Monday, July 26, 2010

Jumping through hoops...

You would think the longer I go through this the more used to jumping through hoops I would get. Well that isn't the case! Each hurdle feels like the first. It is an extreme blow and very hard emotionally, physically and mentally.
As I said in my previous update, I had my MRI on Thursday. The results didn't come back as well as expected. My tumor has grown, the exact size is 11mm x 8.8 mm. This is so small, but for where it is, it's still too big! My blog levels continue to go up, my IGF-1 level is 722. A normal range is less than 0-307. The concern for it being this high is that my organs will enlarge and begin to cause other problems. I have had an echo cardiogram to check my heart a few years ago, and then it was fine. They are going to do another to confirm it is still OK. On a positive note, I still feel fine and have lots of energy. I am competing in a triathlon in Broomfield this coming Saturday, which I haven't trained for so it should be interesting!

The plan, I will do stereotactic (gammaknife) radiation sometime after September 22nd. I need to be off of my somoatuline depot for 1 month before being radiated. They say this will be better for the infected area. After I am radiated, I will continue with my monthly medication. Hopefully I will just have 1 radiation treatment, but at most I will have 3 all in the same week. My neurosurgeon talked to me in great length on Thursday about the side effects and what I could expect. I am still very hesitant, but I have come to the point where there is no other choice. I am told, where my tumor is in my cavernous sinus the nerves are very durable, so the possibility of stroke is small. It is far enough away from my optic nerve, so blindness is also a very small risk. The procedure is very short and easy. After the procedure is when I might have the most problems. The tumor will swell after it is radiated, which could and will most likely cause double vision in my left eye, as well as extreme dryness of my eye. This is transient and should subside in about 4-6 months. This is the part I am most afraid of! The radiation will begin to kill my residual tumor after about 6-9 months and will continue to work. I will stay on my medication for 18-24 months and then as my levels go down I will be slowly taken off my meds. The plan and hope is that I will be drug free and in remission. I will always have yearly check ups, but hopefully that will be it. The other concern is extreme exhaustion. Usually if this happens, they will put me on steroids to get my energy level back up. I told Joe last night, when I am hoping to be done with this Emma will be 7 1/2! I have been dealing with this since before she was born!! Ugh! I am ready for it to be over!

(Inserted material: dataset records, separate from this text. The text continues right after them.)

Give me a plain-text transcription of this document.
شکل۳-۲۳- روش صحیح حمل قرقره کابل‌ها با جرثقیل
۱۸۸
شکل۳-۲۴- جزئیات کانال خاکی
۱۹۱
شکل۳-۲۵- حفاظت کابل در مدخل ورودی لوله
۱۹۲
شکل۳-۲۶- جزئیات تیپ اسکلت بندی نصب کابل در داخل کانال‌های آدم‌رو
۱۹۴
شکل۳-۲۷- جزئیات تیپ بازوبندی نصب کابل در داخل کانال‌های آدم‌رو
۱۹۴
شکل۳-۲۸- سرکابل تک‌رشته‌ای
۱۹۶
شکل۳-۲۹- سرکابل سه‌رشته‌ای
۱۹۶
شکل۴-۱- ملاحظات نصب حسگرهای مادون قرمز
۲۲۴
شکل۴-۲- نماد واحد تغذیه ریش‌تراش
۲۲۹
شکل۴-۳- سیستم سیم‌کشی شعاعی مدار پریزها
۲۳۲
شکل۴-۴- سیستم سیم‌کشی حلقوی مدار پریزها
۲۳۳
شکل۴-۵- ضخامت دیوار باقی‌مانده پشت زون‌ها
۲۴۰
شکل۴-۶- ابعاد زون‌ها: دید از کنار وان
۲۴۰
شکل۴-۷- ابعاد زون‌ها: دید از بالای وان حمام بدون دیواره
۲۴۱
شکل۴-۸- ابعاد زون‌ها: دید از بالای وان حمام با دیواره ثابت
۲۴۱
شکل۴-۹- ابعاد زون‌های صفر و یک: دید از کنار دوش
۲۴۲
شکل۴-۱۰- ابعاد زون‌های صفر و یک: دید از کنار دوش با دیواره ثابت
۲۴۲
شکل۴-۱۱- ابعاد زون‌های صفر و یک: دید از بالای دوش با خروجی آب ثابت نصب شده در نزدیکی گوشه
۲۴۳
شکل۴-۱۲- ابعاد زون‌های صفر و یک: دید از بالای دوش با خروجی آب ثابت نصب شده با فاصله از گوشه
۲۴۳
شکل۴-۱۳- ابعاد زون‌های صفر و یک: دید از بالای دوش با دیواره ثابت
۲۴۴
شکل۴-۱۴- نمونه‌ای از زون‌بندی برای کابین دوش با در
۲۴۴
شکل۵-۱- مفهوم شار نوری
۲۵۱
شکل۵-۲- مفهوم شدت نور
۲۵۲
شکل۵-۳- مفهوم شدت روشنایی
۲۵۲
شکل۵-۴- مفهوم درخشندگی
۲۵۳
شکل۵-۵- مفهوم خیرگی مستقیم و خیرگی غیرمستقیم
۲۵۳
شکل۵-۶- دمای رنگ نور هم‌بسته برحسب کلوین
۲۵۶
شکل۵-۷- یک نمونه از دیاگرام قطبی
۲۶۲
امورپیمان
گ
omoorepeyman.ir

On Wednesday I received more bad news, I was dropped from the Pfizer bridge company. This is the company that helps pay for my meds, that my insurance doesn't pick up. My doctor has to send my blood level results to them, and since it is going up continually, they have dropped me. This has added yet another stresser for me and Joe. My meds are about 60,000 for the year. Luckily I was able to get some assistance from the University of Colorado hospital, but it won't cover it all.

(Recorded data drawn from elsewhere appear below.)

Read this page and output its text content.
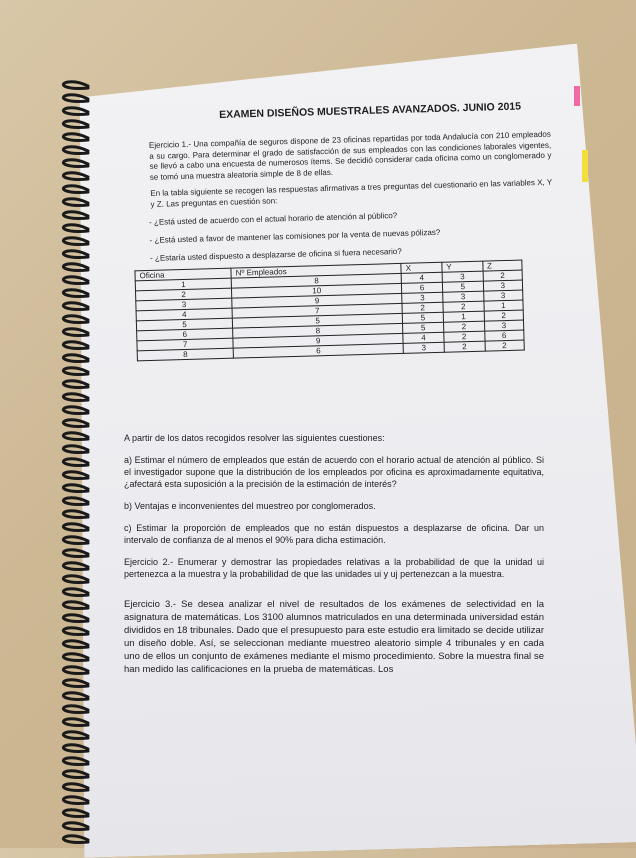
EXAMEN DISEÑOS MUESTRALES AVANZADOS. JUNIO 2015
Ejercicio 1.- Una compañía de seguros dispone de 23 oficinas repartidas por toda Andalucía con 210 empleados a su cargo. Para determinar el grado de satisfacción de sus empleados con las condiciones laborales vigentes, se llevó a cabo una encuesta de numerosos ítems. Se decidió considerar cada oficina como un conglomerado y se tomó una muestra aleatoria simple de 8 de ellas.
En la tabla siguiente se recogen las respuestas afirmativas a tres preguntas del cuestionario en las variables X, Y y Z. Las preguntas en cuestión son:
- ¿Está usted de acuerdo con el actual horario de atención al público?
- ¿Está usted a favor de mantener las comisiones por la venta de nuevas pólizas?
- ¿Estaría usted dispuesto a desplazarse de oficina si fuera necesario?
Oficina	Nº Empleados	X	Y	Z
1	8	4	3	2
2	10	6	5	3
3	9	3	3	3
4	7	2	2	1
5	5	5	1	2
6	8	5	2	3
7	9	4	2	6
8	6	3	2	2
A partir de los datos recogidos resolver las siguientes cuestiones:
a) Estimar el número de empleados que están de acuerdo con el horario actual de atención al público. Si el investigador supone que la distribución de los empleados por oficina es aproximadamente equitativa, ¿afectará esta suposición a la precisión de la estimación de interés?
b) Ventajas e inconvenientes del muestreo por conglomerados.
c) Estimar la proporción de empleados que no están dispuestos a desplazarse de oficina. Dar un intervalo de confianza de al menos el 90% para dicha estimación.
Ejercicio 2.- Enumerar y demostrar las propiedades relativas a la probabilidad de que la unidad ui pertenezca a la muestra y la probabilidad de que las unidades ui y uj pertenezcan a la muestra.
Ejercicio 3.- Se desea analizar el nivel de resultados de los exámenes de selectividad en la asignatura de matemáticas. Los 3100 alumnos matriculados en una determinada universidad están divididos en 18 tribunales. Dado que el presupuesto para este estudio era limitado se decide utilizar un diseño doble. Así, se seleccionan mediante muestreo aleatorio simple 4 tribunales y en cada uno de ellos un conjunto de exámenes mediante el mismo procedimiento. Sobre la muestra final se han medido las calificaciones en la prueba de matemáticas. Los
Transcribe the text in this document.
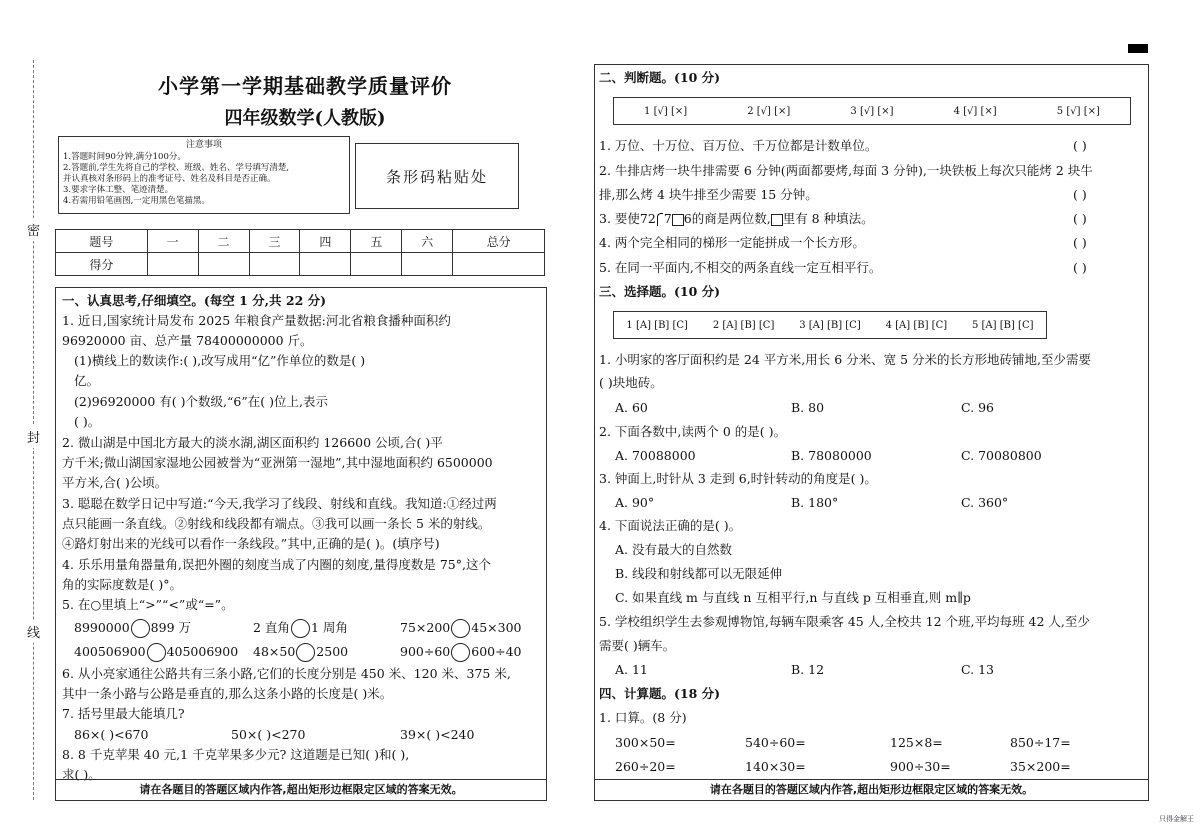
密
封
线
小学第一学期基础教学质量评价
四年级数学(人教版)
注意事项
1.答题时间90分钟,满分100分。
2.答题前,学生先将自己的学校、班级、姓名、学号填写清楚,
并认真核对条形码上的准考证号、姓名及科目是否正确。
3.要求字体工整、笔迹清楚。
4.若需用铅笔画图,一定用黑色笔描黑。
条形码粘贴处
题号	一	二	三	四	五	六	总分
得分							
一、认真思考,仔细填空。(每空 1 分,共 22 分)
1. 近日,国家统计局发布 2025 年粮食产量数据:河北省粮食播种面积约
96920000 亩、总产量 78400000000 斤。
(1)横线上的数读作:( ),改写成用“亿”作单位的数是( )
亿。
(2)96920000 有( )个数级,“6”在( )位上,表示
( )。
2. 微山湖是中国北方最大的淡水湖,湖区面积约 126600 公顷,合( )平
方千米;微山湖国家湿地公园被誉为“亚洲第一湿地”,其中湿地面积约 6500000
平方米,合( )公顷。
3. 聪聪在数学日记中写道:“今天,我学习了线段、射线和直线。我知道:①经过两
点只能画一条直线。②射线和线段都有端点。③我可以画一条长 5 米的射线。
④路灯射出来的光线可以看作一条线段。”其中,正确的是( )。(填序号)
4. 乐乐用量角器量角,误把外圈的刻度当成了内圈的刻度,量得度数是 75°,这个
角的实际度数是( )°。
5. 在○里填上“>”“<”或“=”。
8990000 899 万	2 直角 1 周角	75×200 45×300
400506900 405006900 48×50 2500	900÷60 600÷40
6. 从小亮家通往公路共有三条小路,它们的长度分别是 450 米、120 米、375 米,
其中一条小路与公路是垂直的,那么这条小路的长度是( )米。
7. 括号里最大能填几?
86×( )<670	50×( )<270	39×( )<240
8. 8 千克苹果 40 元,1 千克苹果多少元? 这道题是已知( )和( ),
求( )。
请在各题目的答题区域内作答,超出矩形边框限定区域的答案无效。
二、判断题。(10 分)
1 [√] [×]	2 [√] [×]	3 [√] [×]	4 [√] [×]	5 [√] [×]
1. 万位、十万位、百万位、千万位都是计数单位。	( )
2. 牛排店烤一块牛排需要 6 分钟(两面都要烤,每面 3 分钟),一块铁板上每次只能烤 2 块牛
排,那么烤 4 块牛排至少需要 15 分钟。	( )
3. 要使72 7 6的商是两位数, 里有 8 种填法。	( )
4. 两个完全相同的梯形一定能拼成一个长方形。	( )
5. 在同一平面内,不相交的两条直线一定互相平行。	( )
三、选择题。(10 分)
1 [A] [B] [C] 2 [A] [B] [C] 3 [A] [B] [C] 4 [A] [B] [C] 5 [A] [B] [C]
1. 小明家的客厅面积约是 24 平方米,用长 6 分米、宽 5 分米的长方形地砖铺地,至少需要
( )块地砖。
A. 60	B. 80	C. 96
2. 下面各数中,读两个 0 的是( )。
A. 70088000	B. 78080000	C. 70080800
3. 钟面上,时针从 3 走到 6,时针转动的角度是( )。
A. 90°	B. 180°	C. 360°
4. 下面说法正确的是( )。
A. 没有最大的自然数
B. 线段和射线都可以无限延伸
C. 如果直线 m 与直线 n 互相平行,n 与直线 p 互相垂直,则 m∥p
5. 学校组织学生去参观博物馆,每辆车限乘客 45 人,全校共 12 个班,平均每班 42 人,至少
需要( )辆车。
A. 11	B. 12	C. 13
四、计算题。(18 分)
1. 口算。(8 分)
300×50=	540÷60=	125×8=	850÷17=
260÷20=	140×30=	900÷30=	35×200=
请在各题目的答题区域内作答,超出矩形边框限定区域的答案无效。
只得金解王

I have had many emotions about this, I have struggled with the financial aspect of it and am frightened about the radiation. I am continuing to try and not think to far down the road, as I don't know what that will look like. Please continue to pray for me and Joe. Ask for peace and patience. Thank you for you love and prayers!

Sunday, July 18, 2010

Prayers please!

This Thursday morning July 22nd, I will have yet another MRI. While this has become some what routine, it is something I haven't gotten used too. Not to mention there has been nothing routine about this disease. Please pray for good results, no new growth, clarity in what our next step will be. Joe and myself, as well as our families are both hoping to move on from this stage and start the next. I will update you all after I get the results. Thank you for all of your love and support, it means the world to me! Although I don't know what the outcome of this disease will be, I do know I am loved by many!

Monday, July 5, 2010

Holding pattern....




I hope you all had a nice 4th of July weekend. Joe was off on Friday and didn't have to go back until tomorrow (Tuesday). It's been really nice all being together. I had to work, so we didn't do a lot. We went to a few parties at friends houses, which was so nice.


I don't have much to update on, we are waiting to hear from the Pfizer bridge company to see if I qualify for assistance. Joe and I are both hopeful. I know that no matter what, it will work out. I have let go and have put it in the hands of god. I am confident that he will guide me and my family. I am still taking my daily injection (somovert), however I am taking it every three days and taking one day off. This is because of my hepatic function panel. My doctor doesn't want me to stop the medicine until I start the new one. I have another MRI scheduled for July 22nd. Hopefully I will have started my new medication by that date and then we can move forward with the radiation. I have decided to do a few more triathlons this summer, the Anthem triathlon on July 31st in Broomfield and the Outdoor divas on August 22nd in Longmont. I am going to start my training tomorrow. When training and competing in the triathlons, I feel strong and determined. I also feel as though nothing can get me down and I will over come this, I told Joe I need to continue to do them since it makes me feel this way!!